We're moving our new stories to Denison.edu, the college's super-sweet mothership. Over time, we'll be moving some of our best past stories from TheDEN over there too. In the meantime, we've made available an archive of all stories here. This archive will be available for a few months before this site is permanently shut down. See you at Denison.edu! - June 2016

A meeting of historical minds

Earlier this month, when President Dale Knobel spoke to Tony Lisska’s class, “The History of Granville: A Narrative of Migrations,” the president joked that he was there to check up on the philosophy professor because, Lisska was “practicing history without a license.”

Lisska, of course, is such a devoted history buff that he’s practically famous for it. Despite his tireless pursuit of philosophy through the years, with a special emphasis on the texts of Thomas Aquinas, Lisska has also made time for his “intellectual avocation”—regional history. And Knobel is a “historian-president” with all the credentials to be talking about the past: in addition to his bachelor’s degree in history from Yale and his Ph.D. in history from Northwestern, he holds a bank of knowledge about Granville’s past—a past he’s studied extensively during the 14 years that he has led the college and resided at Monomoy Place.

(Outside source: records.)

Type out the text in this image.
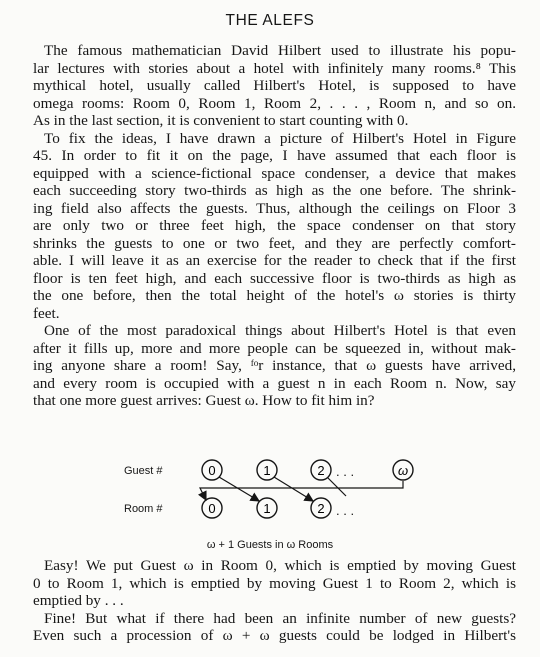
THE ALEFS
The famous mathematician David Hilbert used to illustrate his popu-
lar lectures with stories about a hotel with infinitely many rooms.⁸ This
mythical hotel, usually called Hilbert's Hotel, is supposed to have
omega rooms: Room 0, Room 1, Room 2, . . . , Room n, and so on.
As in the last section, it is convenient to start counting with 0.
To fix the ideas, I have drawn a picture of Hilbert's Hotel in Figure
45. In order to fit it on the page, I have assumed that each floor is
equipped with a science-fictional space condenser, a device that makes
each succeeding story two-thirds as high as the one before. The shrink-
ing field also affects the guests. Thus, although the ceilings on Floor 3
are only two or three feet high, the space condenser on that story
shrinks the guests to one or two feet, and they are perfectly comfort-
able. I will leave it as an exercise for the reader to check that if the first
floor is ten feet high, and each successive floor is two-thirds as high as
the one before, then the total height of the hotel's ω stories is thirty
feet.
One of the most paradoxical things about Hilbert's Hotel is that even
after it fills up, more and more people can be squeezed in, without mak-
ing anyone share a room! Say, ᶠᵒr instance, that ω guests have arrived,
and every room is occupied with a guest n in each Room n. Now, say
that one more guest arrives: Guest ω. How to fit him in?
Guest #
Room #
0	1	2 . . .	ω
0	1	2 . . .
ω + 1 Guests in ω Rooms
Easy! We put Guest ω in Room 0, which is emptied by moving Guest
0 to Room 1, which is emptied by moving Guest 1 to Room 2, which is
emptied by . . .
Fine! But what if there had been an infinite number of new guests?
Even such a procession of ω + ω guests could be lodged in Hilbert's
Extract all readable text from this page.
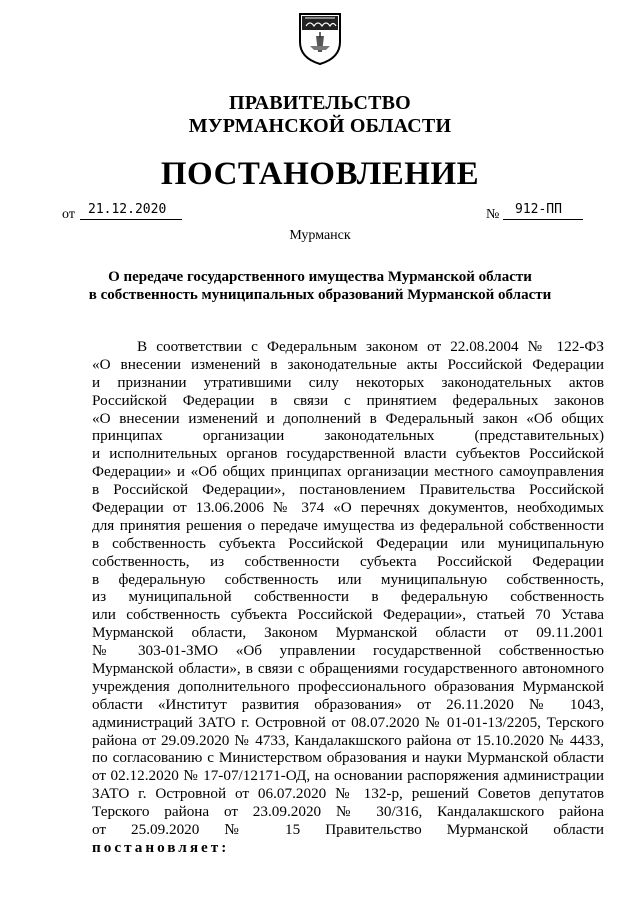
ПРАВИТЕЛЬСТВО
МУРМАНСКОЙ ОБЛАСТИ
ПОСТАНОВЛЕНИЕ
от 21.12.2020	№ 912-ПП
Мурманск
О передаче государственного имущества Мурманской области
в собственность муниципальных образований Мурманской области
В соответствии с Федеральным законом от 22.08.2004 № 122-ФЗ
«О внесении изменений в законодательные акты Российской Федерации
и признании утратившими силу некоторых законодательных актов
Российской Федерации в связи с принятием федеральных законов
«О внесении изменений и дополнений в Федеральный закон «Об общих
принципах организации законодательных (представительных)
и исполнительных органов государственной власти субъектов Российской
Федерации» и «Об общих принципах организации местного самоуправления
в Российской Федерации», постановлением Правительства Российской
Федерации от 13.06.2006 № 374 «О перечнях документов, необходимых
для принятия решения о передаче имущества из федеральной собственности
в собственность субъекта Российской Федерации или муниципальную
собственность, из собственности субъекта Российской Федерации
в федеральную собственность или муниципальную собственность,
из муниципальной собственности в федеральную собственность
или собственность субъекта Российской Федерации», статьей 70 Устава
Мурманской области, Законом Мурманской области от 09.11.2001
№ 303-01-ЗМО «Об управлении государственной собственностью
Мурманской области», в связи с обращениями государственного автономного
учреждения дополнительного профессионального образования Мурманской
области «Институт развития образования» от 26.11.2020 № 1043,
администраций ЗАТО г. Островной от 08.07.2020 № 01-01-13/2205, Терского
района от 29.09.2020 № 4733, Кандалакшского района от 15.10.2020 № 4433,
по согласованию с Министерством образования и науки Мурманской области
от 02.12.2020 № 17-07/12171-ОД, на основании распоряжения администрации
ЗАТО г. Островной от 06.07.2020 № 132-р, решений Советов депутатов
Терского района от 23.09.2020 № 30/316, Кандалакшского района
от 25.09.2020 № 15 Правительство Мурманской области
постановляет:
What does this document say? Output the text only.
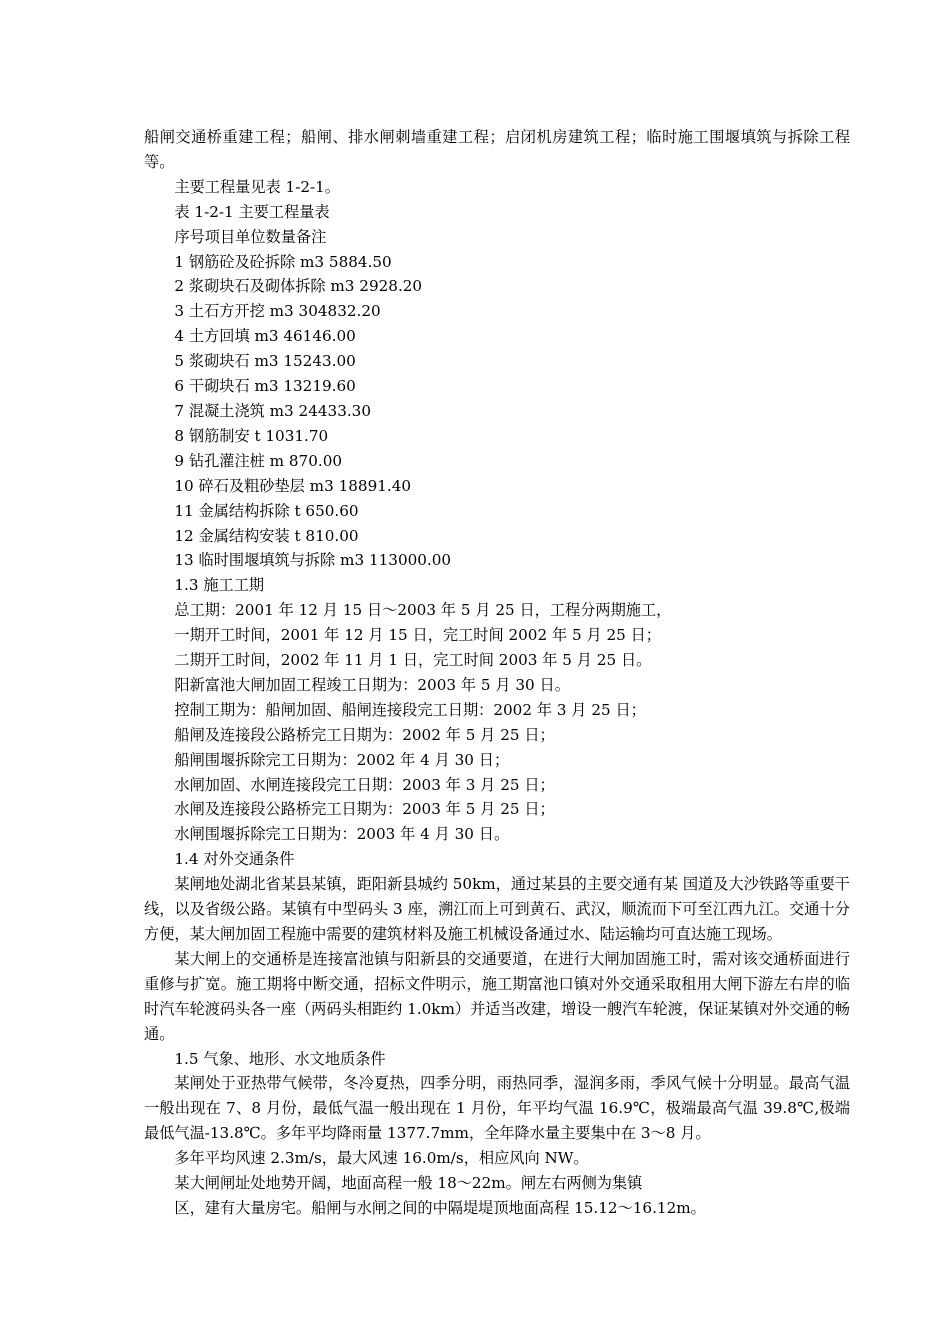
船闸交通桥重建工程；船闸、排水闸刺墙重建工程；启闭机房建筑工程；临时施工围堰填筑与拆除工程等。

主要工程量见表 1-2-1。

表 1-2-1 主要工程量表

序号项目单位数量备注

1 钢筋砼及砼拆除 m3 5884.50

2 浆砌块石及砌体拆除 m3 2928.20

3 土石方开挖 m3 304832.20

4 土方回填 m3 46146.00

5 浆砌块石 m3 15243.00

6 干砌块石 m3 13219.60

7 混凝土浇筑 m3 24433.30

8 钢筋制安 t 1031.70

9 钻孔灌注桩 m 870.00

10 碎石及粗砂垫层 m3 18891.40

11 金属结构拆除 t 650.60

12 金属结构安装 t 810.00

13 临时围堰填筑与拆除 m3 113000.00

1.3 施工工期

总工期：2001 年 12 月 15 日～2003 年 5 月 25 日，工程分两期施工，

一期开工时间，2001 年 12 月 15 日，完工时间 2002 年 5 月 25 日；

二期开工时间，2002 年 11 月 1 日，完工时间 2003 年 5 月 25 日。

阳新富池大闸加固工程竣工日期为：2003 年 5 月 30 日。

控制工期为：船闸加固、船闸连接段完工日期：2002 年 3 月 25 日；

船闸及连接段公路桥完工日期为：2002 年 5 月 25 日；

船闸围堰拆除完工日期为：2002 年 4 月 30 日；

水闸加固、水闸连接段完工日期：2003 年 3 月 25 日；

水闸及连接段公路桥完工日期为：2003 年 5 月 25 日；

水闸围堰拆除完工日期为：2003 年 4 月 30 日。

1.4 对外交通条件

某闸地处湖北省某县某镇，距阳新县城约 50km，通过某县的主要交通有某 国道及大沙铁路等重要干线，以及省级公路。某镇有中型码头 3 座，溯江而上可到黄石、武汉，顺流而下可至江西九江。交通十分方便，某大闸加固工程施中需要的建筑材料及施工机械设备通过水、陆运输均可直达施工现场。

某大闸上的交通桥是连接富池镇与阳新县的交通要道，在进行大闸加固施工时，需对该交通桥面进行重修与扩宽。施工期将中断交通，招标文件明示，施工期富池口镇对外交通采取租用大闸下游左右岸的临时汽车轮渡码头各一座（两码头相距约 1.0km）并适当改建，增设一艘汽车轮渡，保证某镇对外交通的畅通。

1.5 气象、地形、水文地质条件

某闸处于亚热带气候带，冬冷夏热，四季分明，雨热同季，湿润多雨，季风气候十分明显。最高气温一般出现在 7、8 月份，最低气温一般出现在 1 月份，年平均气温 16.9℃，极端最高气温 39.8℃,极端最低气温-13.8℃。多年平均降雨量 1377.7mm，全年降水量主要集中在 3～8 月。

多年平均风速 2.3m/s，最大风速 16.0m/s，相应风向 NW。

某大闸闸址处地势开阔，地面高程一般 18～22m。闸左右两侧为集镇

区，建有大量房宅。船闸与水闸之间的中隔堤堤顶地面高程 15.12～16.12m。
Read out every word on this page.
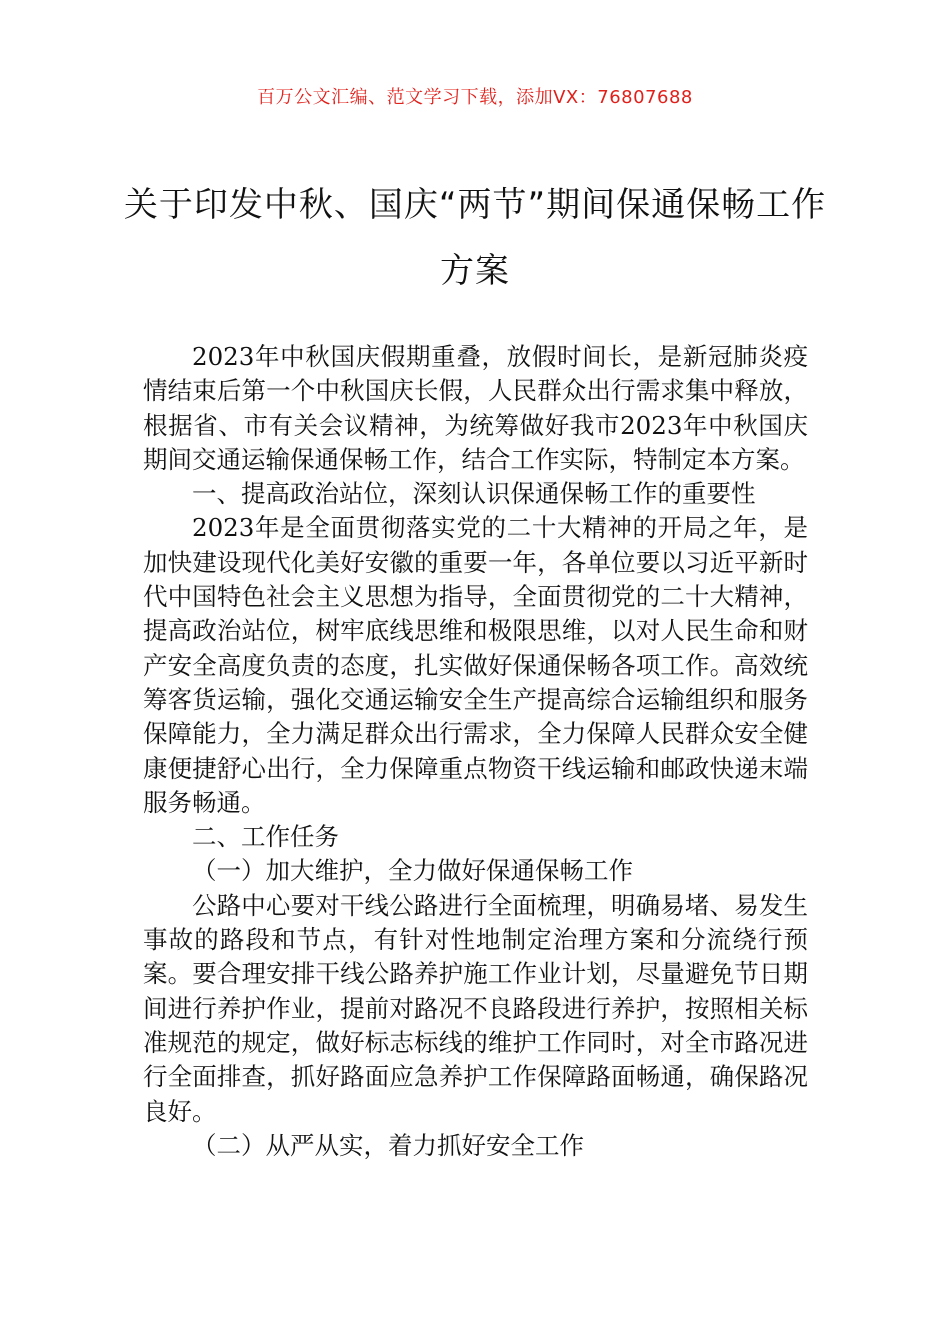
百万公文汇编、范文学习下载，添加VX：76807688
关于印发中秋、国庆“两节”期间保通保畅工作方案

2023年中秋国庆假期重叠，放假时间长，是新冠肺炎疫情结束后第一个中秋国庆长假，人民群众出行需求集中释放，根据省、市有关会议精神，为统筹做好我市2023年中秋国庆期间交通运输保通保畅工作，结合工作实际，特制定本方案。

一、提高政治站位，深刻认识保通保畅工作的重要性

2023年是全面贯彻落实党的二十大精神的开局之年，是加快建设现代化美好安徽的重要一年，各单位要以习近平新时代中国特色社会主义思想为指导，全面贯彻党的二十大精神，提高政治站位，树牢底线思维和极限思维，以对人民生命和财产安全高度负责的态度，扎实做好保通保畅各项工作。高效统筹客货运输，强化交通运输安全生产提高综合运输组织和服务保障能力，全力满足群众出行需求，全力保障人民群众安全健康便捷舒心出行，全力保障重点物资干线运输和邮政快递末端服务畅通。

二、工作任务

（一）加大维护，全力做好保通保畅工作

公路中心要对干线公路进行全面梳理，明确易堵、易发生事故的路段和节点，有针对性地制定治理方案和分流绕行预案。要合理安排干线公路养护施工作业计划，尽量避免节日期间进行养护作业，提前对路况不良路段进行养护，按照相关标准规范的规定，做好标志标线的维护工作同时，对全市路况进行全面排查，抓好路面应急养护工作保障路面畅通，确保路况良好。

（二）从严从实，着力抓好安全工作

So put them together and what do you have? A great class discussion about the real story of Granville’s past.

Knobel talked with students about two essays of his—one published back in 2002 by The Historical Times, founded by Lisska, which is the quarterly publication from the Granville Historical Society, and one published in 2005 in Granville, Ohio: A Study in Continuity and Change—both aimed at getting to Granville’s true roots.

His message may catch some people by surprise: Granville wasn’t always a peaceful, quiet, New England-esque village, but it’s easy to get wrapped up in such a romanticized version of the place. Even though Granville’s founders came from New England, they weren’t hoping for bucolic farmland. “They were hoping to become the next Philadelphia,” said Knobel. Those dreams were dashed when the railroad passed the small village by.

The truth is, he said, Granville was made up of hat makers and gun makers and stone quarries and a slaughter yard. “It was a noisy, smelly, busy little place.” In other words, Granville wasn’t born a quiet village, but the people who lived here made it one. “The Granville you see today,” he said, “has been artfully reconstructed.”

And that’s part of Granville’s history, too. “A community of people,” Knobel wrote in Granville, Ohio, “inevitably takes some of its character from its location, its natural setting, and even from its built environment of human construction.”